Seckach. „Eine Partnerschaft, die mit Leben erfüllt ist und auf einem großen Gemeinschaftsgeist basiert“. So die Kernaussage von Reichenbachs Bürgermeister Andreas Böer und Thomas Ludwig aus Seckach anlässlich der 25. offiziellen Begegnung (wir berichteten) in Seckach.

Im Rahmen eines informativen Rahmenprogramms mit der Pflege von Freundschaften traf man sich auch im großen Sitzungssaal des Seckacher Rathauses zu einem Informations- und Gedankenaustausch über die Gemeindeentwicklung unter dem Thema „Aktuelles aus Seckach“. Dabei zeigten sich zahlreiche deckungsgleiche Themen beider Gemeinden aufgrund der ländlichen Struktur und der erst kürzlich erfolgten Hochwasserkatastrophe in Reichenbach/Oberlausitz.

Bürgermeister Thomas Ludwig betonte in seinem Vortrag, dass im Zeitraum von 2001 (4.424) bis 2011 (4.283) die Einwohnerzahl von Seckach um 3,19 Prozent zurückgegangen sei. Weiter resümierte er die Stadtsanierung „Ortsmitte Seckach II“, die Umgestaltung des gesamten Bahnhofgeländes und natürlich die Neuordnung der Wasserversorgung in der Gesamtgemeinde. Da beide Partnergemeinden mit Hochwasserproblemen behaftet waren und sind, wurde auch auf die Überarbeitung der Schutzkonzeption wegen höherer Bemessungsniederschläge eingegangen, die man in Seckach in den Jahren 2007 bis 2010 realisiert hat.

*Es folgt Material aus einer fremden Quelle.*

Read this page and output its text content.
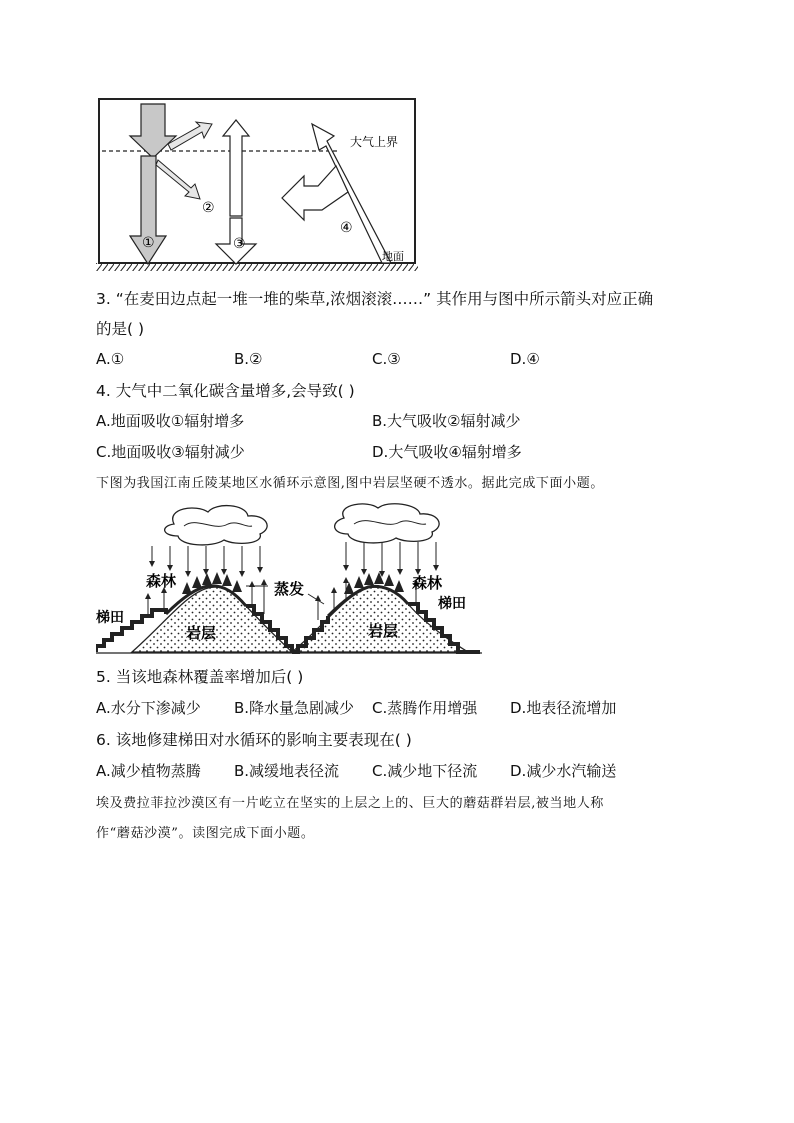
大气上界
地面
①
②
③
④
3. “在麦田边点起一堆一堆的柴草,浓烟滚滚……” 其作用与图中所示箭头对应正确
的是( )
A.①	B.②	C.③	D.④
4. 大气中二氧化碳含量增多,会导致( )
A.地面吸收①辐射增多	B.大气吸收②辐射减少
C.地面吸收③辐射减少	D.大气吸收④辐射增多
下图为我国江南丘陵某地区水循环示意图,图中岩层坚硬不透水。据此完成下面小题。
森林	森林
蒸发
梯田
梯田
岩层	岩层
5. 当该地森林覆盖率增加后( )
A.水分下渗减少 B.降水量急剧减少 C.蒸腾作用增强 D.地表径流增加
6. 该地修建梯田对水循环的影响主要表现在( )
A.减少植物蒸腾 B.减缓地表径流 C.减少地下径流 D.减少水汽输送
埃及费拉菲拉沙漠区有一片屹立在坚实的上层之上的、巨大的蘑菇群岩层,被当地人称
作“蘑菇沙漠”。读图完成下面小题。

Weitere Themen waren der Ausbau der Breitbandversorgung, das Feuerwehrwesen mit immensen Investitionen über die Jahre hinweg und die Herausforderungen im Bereich der Kinderbetreuung, sowie die Veränderungen in der allgemeinen Schullandschaft. Auf reges Interesse stieß die Vorstellung der Aktivitäten der Lokalen Agenda im Rahmen ehrenamtlichem Engagement, die Hallenbadkonzeption und vor allem das geplante Nahwärmekonzept im Ortsteil Großeicholzheim mit Biogasanlage, Blockheizkraftwerk und der Gründung der damit verbundenen Genossenschaft.

Ehe man sich zum gemütlichen Abschluss in der Tenne des Großeicholzheimer Wasserschlosses traf, wurde ein ökumenischer Gottesdienst in der evangelischen Kirche St. Laurentius mit Pfarrer Ingolf Stromberger und Diakon Josef Depta gefeiert.

Bezugnehmend auf die Städtepartnerschaft wurde die Predigt unter den Paulus-Leitspruch gestellt: ,,Lasst uns nicht nur im Geist leben, sondern lasst uns im Geist wandeln“. Eine Partnerschaft habe ihren Wert nicht dadurch, dass sie auf dem Papier steht oder regelmäßig Jubiläen gefeiert werden, sondern darin, dass sie gelebt wird. Die nächste Eurokommunale findet 2013 in Reichenbach zusammen mit der dortigen 775-Jahr-Feier statt.